Au départ, le terme est devenu populaire sur les blogs féministes et est devenu courant au fil du temps[3]. En 2010, il est apparu dans la liste des « mots de l'année » dans le The New York Times[15], il a également été nommé pour le mot le plus créatif par l’American Dialect Society en 2012[16] et a été ajouté en 2014 dans le dictionnaire en ligne Oxford Dictionaries[17].
Le « gaysplaining » est une version du mansplaining spécifique aux homosexuels[18]. On peut aussi parler de « dadsplaining » lorsque le « mansplaining » est fait par un père en direction d'un enfant.
Certains considèrent qu'il existe un comportement symétrique qu'on peut nommer « womansplaining ». Dans une discussion entre femmes et hommes, ce terme désigne le comportement d'une femme qui se considère de par son genre comme détenant la vérité sur un ou plusieurs sujets abordés[19],[20]. L'emploi du terme womansplaining se fait aussi dans une discussion lorsqu'un interlocuteur juge que son point de vue est dévalorisé parce qu'il est un homme. Il a été employé avec ce sens par le sénateur libéral Mitch Fifield (en) lors d'un débat au Sénat australien en 2016[21]. Selon certaines personnes, le mot « womansplaining » nierait le problème sexiste à l'origine du mansplaining[22].

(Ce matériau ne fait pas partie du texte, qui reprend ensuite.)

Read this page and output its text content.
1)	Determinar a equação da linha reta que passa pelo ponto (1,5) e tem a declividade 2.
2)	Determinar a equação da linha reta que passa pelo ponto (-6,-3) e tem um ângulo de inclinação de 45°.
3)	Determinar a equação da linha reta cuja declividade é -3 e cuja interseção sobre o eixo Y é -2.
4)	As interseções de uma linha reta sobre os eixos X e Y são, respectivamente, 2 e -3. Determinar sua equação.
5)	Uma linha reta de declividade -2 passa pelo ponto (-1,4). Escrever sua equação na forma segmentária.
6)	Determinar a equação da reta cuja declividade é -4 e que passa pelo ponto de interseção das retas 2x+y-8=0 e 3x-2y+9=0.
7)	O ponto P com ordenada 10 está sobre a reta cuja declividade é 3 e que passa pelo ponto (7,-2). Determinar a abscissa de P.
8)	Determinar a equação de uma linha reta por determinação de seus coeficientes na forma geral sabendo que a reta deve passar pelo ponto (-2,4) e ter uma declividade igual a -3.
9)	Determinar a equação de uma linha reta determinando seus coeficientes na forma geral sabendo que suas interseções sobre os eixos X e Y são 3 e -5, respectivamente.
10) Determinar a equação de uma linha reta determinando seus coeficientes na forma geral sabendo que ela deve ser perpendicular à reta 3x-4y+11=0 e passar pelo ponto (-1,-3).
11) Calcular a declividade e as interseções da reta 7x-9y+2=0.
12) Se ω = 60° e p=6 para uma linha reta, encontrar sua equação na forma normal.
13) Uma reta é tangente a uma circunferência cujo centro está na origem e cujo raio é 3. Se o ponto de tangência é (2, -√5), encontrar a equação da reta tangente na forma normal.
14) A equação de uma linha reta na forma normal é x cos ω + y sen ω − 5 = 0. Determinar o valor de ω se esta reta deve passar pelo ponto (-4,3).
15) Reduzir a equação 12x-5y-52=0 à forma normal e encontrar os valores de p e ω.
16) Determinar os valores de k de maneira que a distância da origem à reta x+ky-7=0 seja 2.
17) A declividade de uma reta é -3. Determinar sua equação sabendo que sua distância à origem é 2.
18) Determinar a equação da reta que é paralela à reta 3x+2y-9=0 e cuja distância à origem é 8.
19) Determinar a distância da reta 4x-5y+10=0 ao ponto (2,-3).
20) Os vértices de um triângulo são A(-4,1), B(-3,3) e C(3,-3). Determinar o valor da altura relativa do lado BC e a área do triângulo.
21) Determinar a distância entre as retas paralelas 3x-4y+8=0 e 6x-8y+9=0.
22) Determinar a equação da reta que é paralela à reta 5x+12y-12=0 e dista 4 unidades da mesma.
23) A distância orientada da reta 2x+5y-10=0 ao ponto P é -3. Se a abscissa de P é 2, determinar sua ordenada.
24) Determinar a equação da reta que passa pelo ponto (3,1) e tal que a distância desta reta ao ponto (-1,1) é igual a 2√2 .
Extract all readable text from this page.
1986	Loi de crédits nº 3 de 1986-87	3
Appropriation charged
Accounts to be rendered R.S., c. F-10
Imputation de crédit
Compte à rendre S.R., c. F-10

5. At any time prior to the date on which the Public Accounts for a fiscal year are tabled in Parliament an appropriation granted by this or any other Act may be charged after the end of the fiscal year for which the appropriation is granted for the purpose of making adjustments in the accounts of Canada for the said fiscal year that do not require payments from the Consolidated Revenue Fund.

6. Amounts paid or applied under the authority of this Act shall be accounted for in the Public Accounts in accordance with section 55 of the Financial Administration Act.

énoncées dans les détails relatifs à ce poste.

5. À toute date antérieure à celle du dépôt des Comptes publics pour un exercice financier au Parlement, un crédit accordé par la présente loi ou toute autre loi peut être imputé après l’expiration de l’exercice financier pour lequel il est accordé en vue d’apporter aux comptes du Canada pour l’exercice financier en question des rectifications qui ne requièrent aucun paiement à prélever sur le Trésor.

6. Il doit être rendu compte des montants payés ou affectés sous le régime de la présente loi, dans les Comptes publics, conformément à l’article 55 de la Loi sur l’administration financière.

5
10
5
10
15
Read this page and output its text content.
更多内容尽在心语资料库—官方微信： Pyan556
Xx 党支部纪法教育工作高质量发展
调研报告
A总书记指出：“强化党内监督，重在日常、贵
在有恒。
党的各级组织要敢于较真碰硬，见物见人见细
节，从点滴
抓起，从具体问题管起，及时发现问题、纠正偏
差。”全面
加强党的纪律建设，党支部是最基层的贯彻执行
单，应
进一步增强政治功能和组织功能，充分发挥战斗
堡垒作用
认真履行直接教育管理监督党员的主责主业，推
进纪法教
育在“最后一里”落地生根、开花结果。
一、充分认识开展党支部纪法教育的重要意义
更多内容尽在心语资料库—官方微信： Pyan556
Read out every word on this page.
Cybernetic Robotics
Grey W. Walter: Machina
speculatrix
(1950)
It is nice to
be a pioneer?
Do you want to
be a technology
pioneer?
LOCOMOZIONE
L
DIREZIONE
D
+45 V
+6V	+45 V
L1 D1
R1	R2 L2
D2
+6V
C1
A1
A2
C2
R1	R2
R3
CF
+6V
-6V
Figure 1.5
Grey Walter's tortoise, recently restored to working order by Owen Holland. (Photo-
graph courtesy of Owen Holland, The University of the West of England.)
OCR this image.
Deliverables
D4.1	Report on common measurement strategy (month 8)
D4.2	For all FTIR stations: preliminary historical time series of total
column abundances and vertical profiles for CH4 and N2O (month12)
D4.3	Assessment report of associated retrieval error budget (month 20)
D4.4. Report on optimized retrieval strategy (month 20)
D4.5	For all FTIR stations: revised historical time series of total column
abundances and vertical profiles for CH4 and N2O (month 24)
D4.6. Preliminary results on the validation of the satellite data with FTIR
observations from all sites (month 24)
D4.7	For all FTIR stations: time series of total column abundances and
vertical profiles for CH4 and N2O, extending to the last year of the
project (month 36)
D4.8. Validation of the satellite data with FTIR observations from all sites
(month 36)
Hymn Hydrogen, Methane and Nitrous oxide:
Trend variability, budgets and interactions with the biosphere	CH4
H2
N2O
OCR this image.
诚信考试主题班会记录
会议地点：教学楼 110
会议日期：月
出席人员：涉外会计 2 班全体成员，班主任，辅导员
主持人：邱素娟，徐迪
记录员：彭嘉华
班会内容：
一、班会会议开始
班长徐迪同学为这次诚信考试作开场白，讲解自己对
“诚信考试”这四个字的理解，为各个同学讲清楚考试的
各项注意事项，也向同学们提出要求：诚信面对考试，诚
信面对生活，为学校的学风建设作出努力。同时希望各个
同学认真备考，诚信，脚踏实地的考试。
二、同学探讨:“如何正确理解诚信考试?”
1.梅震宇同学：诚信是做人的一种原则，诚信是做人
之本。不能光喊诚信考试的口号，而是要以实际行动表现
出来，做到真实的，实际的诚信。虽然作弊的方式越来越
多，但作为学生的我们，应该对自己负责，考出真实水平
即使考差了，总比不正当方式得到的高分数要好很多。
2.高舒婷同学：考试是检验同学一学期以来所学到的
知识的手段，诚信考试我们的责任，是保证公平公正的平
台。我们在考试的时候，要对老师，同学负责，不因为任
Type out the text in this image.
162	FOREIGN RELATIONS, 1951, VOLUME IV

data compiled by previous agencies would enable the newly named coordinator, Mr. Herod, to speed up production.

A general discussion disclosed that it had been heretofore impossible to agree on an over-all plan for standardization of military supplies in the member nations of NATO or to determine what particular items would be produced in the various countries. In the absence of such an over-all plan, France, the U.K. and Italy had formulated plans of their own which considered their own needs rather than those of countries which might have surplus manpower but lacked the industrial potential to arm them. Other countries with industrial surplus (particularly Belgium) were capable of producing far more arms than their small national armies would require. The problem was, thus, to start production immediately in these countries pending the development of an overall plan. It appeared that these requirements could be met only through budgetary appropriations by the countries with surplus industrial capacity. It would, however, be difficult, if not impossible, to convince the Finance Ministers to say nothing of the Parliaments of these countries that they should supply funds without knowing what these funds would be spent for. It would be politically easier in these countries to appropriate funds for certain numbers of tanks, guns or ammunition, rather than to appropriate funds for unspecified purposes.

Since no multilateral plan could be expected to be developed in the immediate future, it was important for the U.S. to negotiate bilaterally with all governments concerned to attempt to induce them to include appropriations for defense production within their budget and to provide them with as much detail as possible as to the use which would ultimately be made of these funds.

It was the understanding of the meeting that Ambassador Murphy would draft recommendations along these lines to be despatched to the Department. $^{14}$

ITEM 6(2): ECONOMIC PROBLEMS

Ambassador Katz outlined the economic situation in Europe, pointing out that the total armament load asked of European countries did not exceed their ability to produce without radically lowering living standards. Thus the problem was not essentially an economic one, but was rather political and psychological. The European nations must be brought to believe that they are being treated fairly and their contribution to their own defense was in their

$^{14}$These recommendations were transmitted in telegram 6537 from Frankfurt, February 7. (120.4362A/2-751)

Le concept est à mettre en relation avec d'autres termes comme ceux de « manspreading » ou « manslamming », qui font référence à la place occupée par les hommes dans l'espace public[23], ou encore de manterrupting, tendance d'un homme à couper la parole aux femmes plus souvent que l'inverse[24].
Le journal The Atlantic cite comme exemple historique de « mansplaining » les propos du théologien Lyman Abbott, lequel affirmait que les femmes ne voulaient pas du droit de vote, en dépit de la montée des mouvements suffragistes.
Un exemple historique plus récent est celui de Ronald Reagan expliquant, en 1980 lors du débat pour la présidence face à Jimmy Carter, que la discrimination en matière d'emploi était dans l'intérêt des femmes[11].
Une critique dans les milieux féministes du mot mansplaining est que l'utilisation de mots-valises de ce genre permet d'avoir une expression toute simple, qui ne pousse pas à la réflexion sur pourquoi le phénomène existe. De plus, accuser son adversaire de mansplaining permet de couper court à tout débat sous prétexte de sexisme. Enfin, l'idée de « mansplaining » semble empêcher de réfléchir plus largement aux oppressions au-delà du dualisme homme-femme[25].
Un autre reproche couramment évoqué est l'utilisation de néologismes très fréquents sur les réseaux sociaux, mais peu dans les médias et le quotidien, et qui simplifient une réalité plus complexe[26].